Stuart Milburn

Personal information
- Full name: Stuart Mark Milburn
- Born: 29 September 1972 (age 53) Harrogate, Yorkshire, England
- Batting: Right-handed
- Bowling: Right-arm fast-medium

Domestic team information
- 1992–1995: Yorkshire
- 1996–1997: Hampshire

Career statistics
| Competition | First-class | List A |
| Matches | 27 | 19 |
| Runs scored | 292 | 54 |
| Batting average | 13.27 | 7.71 |
| 100s/50s | –/1 | –/– |
| Top score | 54* | 27 |
| Balls bowled | 4,369 | 827 |
| Wickets | 53 | 15 |
| Bowling average | 47.11 | 44.73 |
| 5 wickets in innings | – | – |
| 10 wickets in match | – | – |
| Best bowling | 4/38 | 2/7 |
| Catches/stumpings | 1/– | 4/– |
- Source: Cricinfo, 19 August 2023

= Stuart Milburn =

English cricketer

Stuart Mark Milburn (born 29 September 1972) is a former English first-class cricketer.

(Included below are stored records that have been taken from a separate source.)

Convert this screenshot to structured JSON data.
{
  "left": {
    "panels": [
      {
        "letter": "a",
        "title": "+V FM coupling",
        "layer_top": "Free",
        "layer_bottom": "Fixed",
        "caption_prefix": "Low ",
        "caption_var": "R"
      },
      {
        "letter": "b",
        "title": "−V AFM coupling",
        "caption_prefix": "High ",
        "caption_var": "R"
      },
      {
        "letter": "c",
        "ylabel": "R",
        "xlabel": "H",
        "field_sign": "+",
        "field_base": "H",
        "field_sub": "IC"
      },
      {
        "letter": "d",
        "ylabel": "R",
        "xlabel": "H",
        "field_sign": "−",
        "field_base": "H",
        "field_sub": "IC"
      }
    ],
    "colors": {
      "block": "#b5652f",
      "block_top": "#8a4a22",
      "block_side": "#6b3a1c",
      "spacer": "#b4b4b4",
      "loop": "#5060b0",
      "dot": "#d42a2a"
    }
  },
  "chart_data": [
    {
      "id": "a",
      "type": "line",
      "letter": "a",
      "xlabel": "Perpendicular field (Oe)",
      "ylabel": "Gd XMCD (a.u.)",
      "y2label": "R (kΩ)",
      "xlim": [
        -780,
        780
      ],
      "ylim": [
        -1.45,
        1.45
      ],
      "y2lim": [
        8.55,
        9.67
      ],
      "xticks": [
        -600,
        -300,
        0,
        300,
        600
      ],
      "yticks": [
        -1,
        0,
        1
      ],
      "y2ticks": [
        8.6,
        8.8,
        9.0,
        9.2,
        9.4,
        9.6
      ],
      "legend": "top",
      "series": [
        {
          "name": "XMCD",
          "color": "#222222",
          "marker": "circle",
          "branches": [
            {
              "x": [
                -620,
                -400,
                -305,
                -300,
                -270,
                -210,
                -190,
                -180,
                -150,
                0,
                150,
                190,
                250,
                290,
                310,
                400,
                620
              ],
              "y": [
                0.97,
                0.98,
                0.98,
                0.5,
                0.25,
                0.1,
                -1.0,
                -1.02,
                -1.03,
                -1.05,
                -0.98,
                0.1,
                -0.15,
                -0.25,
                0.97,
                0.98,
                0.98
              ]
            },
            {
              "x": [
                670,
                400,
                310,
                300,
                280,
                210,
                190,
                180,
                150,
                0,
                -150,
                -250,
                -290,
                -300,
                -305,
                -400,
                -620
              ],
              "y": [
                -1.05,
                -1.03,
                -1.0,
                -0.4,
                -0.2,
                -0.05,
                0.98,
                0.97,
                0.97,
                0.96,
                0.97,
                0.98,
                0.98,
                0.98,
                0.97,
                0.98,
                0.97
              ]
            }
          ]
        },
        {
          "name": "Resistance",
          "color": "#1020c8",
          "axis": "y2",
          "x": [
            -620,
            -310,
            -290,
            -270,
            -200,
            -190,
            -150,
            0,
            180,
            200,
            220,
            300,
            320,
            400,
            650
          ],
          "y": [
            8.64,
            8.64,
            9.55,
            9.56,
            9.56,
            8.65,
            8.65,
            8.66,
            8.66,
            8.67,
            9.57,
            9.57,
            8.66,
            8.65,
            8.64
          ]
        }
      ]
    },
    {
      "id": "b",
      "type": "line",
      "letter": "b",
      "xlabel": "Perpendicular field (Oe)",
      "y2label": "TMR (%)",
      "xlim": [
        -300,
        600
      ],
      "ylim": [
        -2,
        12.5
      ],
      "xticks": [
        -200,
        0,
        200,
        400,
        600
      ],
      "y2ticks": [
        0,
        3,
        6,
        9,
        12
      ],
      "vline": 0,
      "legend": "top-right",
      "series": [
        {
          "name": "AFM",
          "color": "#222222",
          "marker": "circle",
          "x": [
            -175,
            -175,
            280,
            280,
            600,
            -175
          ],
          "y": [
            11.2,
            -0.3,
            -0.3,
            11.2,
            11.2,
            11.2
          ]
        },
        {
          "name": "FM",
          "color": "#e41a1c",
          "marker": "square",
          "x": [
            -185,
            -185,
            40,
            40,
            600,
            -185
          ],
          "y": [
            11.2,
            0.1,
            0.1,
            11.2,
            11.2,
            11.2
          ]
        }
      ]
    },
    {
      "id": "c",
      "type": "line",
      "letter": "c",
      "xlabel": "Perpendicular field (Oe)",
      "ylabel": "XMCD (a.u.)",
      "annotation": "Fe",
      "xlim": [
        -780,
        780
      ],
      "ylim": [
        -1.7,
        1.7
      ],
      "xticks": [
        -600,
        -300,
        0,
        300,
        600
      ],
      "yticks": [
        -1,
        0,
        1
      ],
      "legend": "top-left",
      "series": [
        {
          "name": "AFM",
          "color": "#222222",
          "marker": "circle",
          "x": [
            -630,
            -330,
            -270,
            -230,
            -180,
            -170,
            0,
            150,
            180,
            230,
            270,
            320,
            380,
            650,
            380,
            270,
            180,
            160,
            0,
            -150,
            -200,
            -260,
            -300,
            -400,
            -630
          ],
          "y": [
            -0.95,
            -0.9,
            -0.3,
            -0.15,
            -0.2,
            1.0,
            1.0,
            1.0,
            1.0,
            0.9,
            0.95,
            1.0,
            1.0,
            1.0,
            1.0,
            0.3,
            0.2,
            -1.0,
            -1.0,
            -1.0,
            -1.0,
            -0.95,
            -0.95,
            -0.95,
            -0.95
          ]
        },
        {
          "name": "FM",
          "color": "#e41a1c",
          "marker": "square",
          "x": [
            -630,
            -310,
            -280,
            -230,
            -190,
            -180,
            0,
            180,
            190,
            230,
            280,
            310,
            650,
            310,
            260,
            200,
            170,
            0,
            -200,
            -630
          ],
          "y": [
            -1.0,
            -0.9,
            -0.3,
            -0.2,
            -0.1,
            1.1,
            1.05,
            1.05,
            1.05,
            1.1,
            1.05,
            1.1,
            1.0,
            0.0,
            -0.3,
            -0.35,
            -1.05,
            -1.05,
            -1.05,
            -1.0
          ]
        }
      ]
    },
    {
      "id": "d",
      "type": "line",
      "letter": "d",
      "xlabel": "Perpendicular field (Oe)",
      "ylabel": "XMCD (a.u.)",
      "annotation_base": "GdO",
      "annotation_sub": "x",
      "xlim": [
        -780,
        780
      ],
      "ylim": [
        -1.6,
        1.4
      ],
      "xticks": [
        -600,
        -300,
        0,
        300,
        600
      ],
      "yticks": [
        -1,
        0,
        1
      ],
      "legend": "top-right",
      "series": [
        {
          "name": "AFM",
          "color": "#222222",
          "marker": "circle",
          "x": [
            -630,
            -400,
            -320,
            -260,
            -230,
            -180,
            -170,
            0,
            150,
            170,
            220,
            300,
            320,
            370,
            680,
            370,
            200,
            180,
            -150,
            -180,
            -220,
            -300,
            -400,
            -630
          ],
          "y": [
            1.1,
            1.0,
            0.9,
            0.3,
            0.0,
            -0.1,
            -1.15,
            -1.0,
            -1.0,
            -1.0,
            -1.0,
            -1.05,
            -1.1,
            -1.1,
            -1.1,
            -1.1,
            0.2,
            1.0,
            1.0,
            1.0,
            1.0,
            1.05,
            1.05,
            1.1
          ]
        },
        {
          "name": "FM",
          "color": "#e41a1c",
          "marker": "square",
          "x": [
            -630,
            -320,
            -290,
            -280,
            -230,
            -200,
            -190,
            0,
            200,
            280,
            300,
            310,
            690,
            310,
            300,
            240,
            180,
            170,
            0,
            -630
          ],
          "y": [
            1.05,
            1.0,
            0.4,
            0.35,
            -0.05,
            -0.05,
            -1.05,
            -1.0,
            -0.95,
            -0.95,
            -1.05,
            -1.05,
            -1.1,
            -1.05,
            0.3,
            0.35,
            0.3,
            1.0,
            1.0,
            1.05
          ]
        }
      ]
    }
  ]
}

Milburn was born at Harrogate in September 1972. He made his debut in first-class cricket for Yorkshire against Worcestershire at Worcester in the 1992 County Championship. He featured infrequently in the Yorkshire side until 1995, making six first-class appearances. Playing as a right-arm fast-medium bowler, he took 14 wickets at an average of 30.78, with best figures of 4 for 68. In his final season at Yorkshire, he also made four appearances in List A one-day cricket in the Axa Equity & Law League. He was released by Yorkshire at the end of the 1995 season, alongside teammates Paul Grayson and Simon Kellett.

Milburn joined Hampshire ahead of the 1996 season. He made his debut for Hampshire in a one-day match against Ireland in the 1996 Benson & Hedges Cup, with his first-class debut for the county coming against Oxford University in the same season. He played for Hampshire for two seasons, making 21 first-class and 15 one-day appearances. In first-class cricket, he took 39 wickets for Hampshire at an average of 52.97, with best figures of 4 for 38. As a lower order batsman, he recorded his only half century when he made an unbeaten 54 against the touring Indians at Southampton in 1996. In one-day cricket, he took 13 wickets for Hampshire at an average of 42.53, with best figures of 2 for 7. Having spent part of the 1997 season injured, he was released by Hampshire at the end of that season. Following his release, Milburn returned to the North of England, where he played club cricket in the Nidderdale Cricket League.